Bill would force NC auditor to share more with law enforcement

Senate Bill 80 is meant to aid criminal prosecutions that start out as audits, and it removes some of the elected state auditor's ability to withhold information.
Posted 2023-04-04T16:42:33+00:00 - Updated 2023-04-04T17:03:25+00:00

A bill moving at the North Carolina General Assembly would make it easier for law enforcement to lay hands on the state auditor’s internal files.

Senate Bill 80 is meant to aid criminal prosecutions that start out as audits, and it removes some of the elected state auditor’s ability to withhold information. It cleared the Senate Judiciary Committee Tuesday, albeit with some discussion of more changes to come.

State Auditor Beth Wood asked for different language in a key section of the bill, and Sen. Danny Britt, the bill’s sponsor, seemed amenable to at least some changes, as did the N.C. Conference of District Attorneys, which requested the underlying bill.

Wood said she’s concerned the bill as written “creates an avenue” for any organization, not just law enforcement, to access working papers from an audit and highlight suspicions that ultimately weren’t backed up by evidence.

“People don’t need to be bringing that up … without saying, 'this never got substantiated,'” Wood said.
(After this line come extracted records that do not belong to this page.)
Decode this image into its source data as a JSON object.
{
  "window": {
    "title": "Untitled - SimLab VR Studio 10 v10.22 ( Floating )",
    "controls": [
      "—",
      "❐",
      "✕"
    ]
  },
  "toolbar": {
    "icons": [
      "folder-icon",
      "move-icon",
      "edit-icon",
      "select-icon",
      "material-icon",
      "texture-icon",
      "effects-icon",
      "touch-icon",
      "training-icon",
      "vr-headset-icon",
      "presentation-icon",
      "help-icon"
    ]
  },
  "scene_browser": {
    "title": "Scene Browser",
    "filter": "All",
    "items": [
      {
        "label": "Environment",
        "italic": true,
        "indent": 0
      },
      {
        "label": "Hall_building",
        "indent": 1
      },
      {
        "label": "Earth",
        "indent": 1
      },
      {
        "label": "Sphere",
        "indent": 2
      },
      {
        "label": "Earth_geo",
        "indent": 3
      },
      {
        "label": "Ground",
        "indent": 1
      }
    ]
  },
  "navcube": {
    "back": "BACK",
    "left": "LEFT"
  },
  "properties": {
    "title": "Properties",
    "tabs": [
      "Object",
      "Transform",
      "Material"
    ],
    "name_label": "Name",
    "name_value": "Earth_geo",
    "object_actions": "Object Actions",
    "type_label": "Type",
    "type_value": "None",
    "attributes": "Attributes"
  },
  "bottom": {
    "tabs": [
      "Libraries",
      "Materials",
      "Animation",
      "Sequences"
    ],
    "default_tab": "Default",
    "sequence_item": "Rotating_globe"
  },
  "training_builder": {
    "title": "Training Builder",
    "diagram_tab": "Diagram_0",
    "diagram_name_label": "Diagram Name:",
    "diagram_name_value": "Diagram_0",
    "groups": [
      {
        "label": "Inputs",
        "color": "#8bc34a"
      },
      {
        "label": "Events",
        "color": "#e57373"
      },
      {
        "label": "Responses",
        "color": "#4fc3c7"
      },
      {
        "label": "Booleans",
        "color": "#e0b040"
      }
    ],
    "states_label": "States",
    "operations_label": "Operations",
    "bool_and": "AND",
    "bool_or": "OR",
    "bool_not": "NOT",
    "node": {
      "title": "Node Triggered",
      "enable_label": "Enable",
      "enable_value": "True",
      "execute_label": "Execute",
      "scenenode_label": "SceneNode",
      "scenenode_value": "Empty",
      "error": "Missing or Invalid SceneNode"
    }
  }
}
The bill lays out a procedure for “authorized representatives of the state and federal government” seeking records in connection with an official civil or criminal investigation. The auditor could only withhold information by arguing that state or federal law, including the federal Whistleblower Protection Act, forbids disclosure.

Law enforcement could then try to force release by taking the matter before a superior court judge.

The bill once had language forbidding the auditor from making “any extrajudicial statements that have a likelihood of prejudicing a criminal investigation,” a nod to law enforcement concerned that some of Wood’s press statements, particularly in smaller communities where her office has uncovered fiscal problems, might pollute local jury pools.

This language has been dropped, though, and isn’t in the bill that’s moving forward.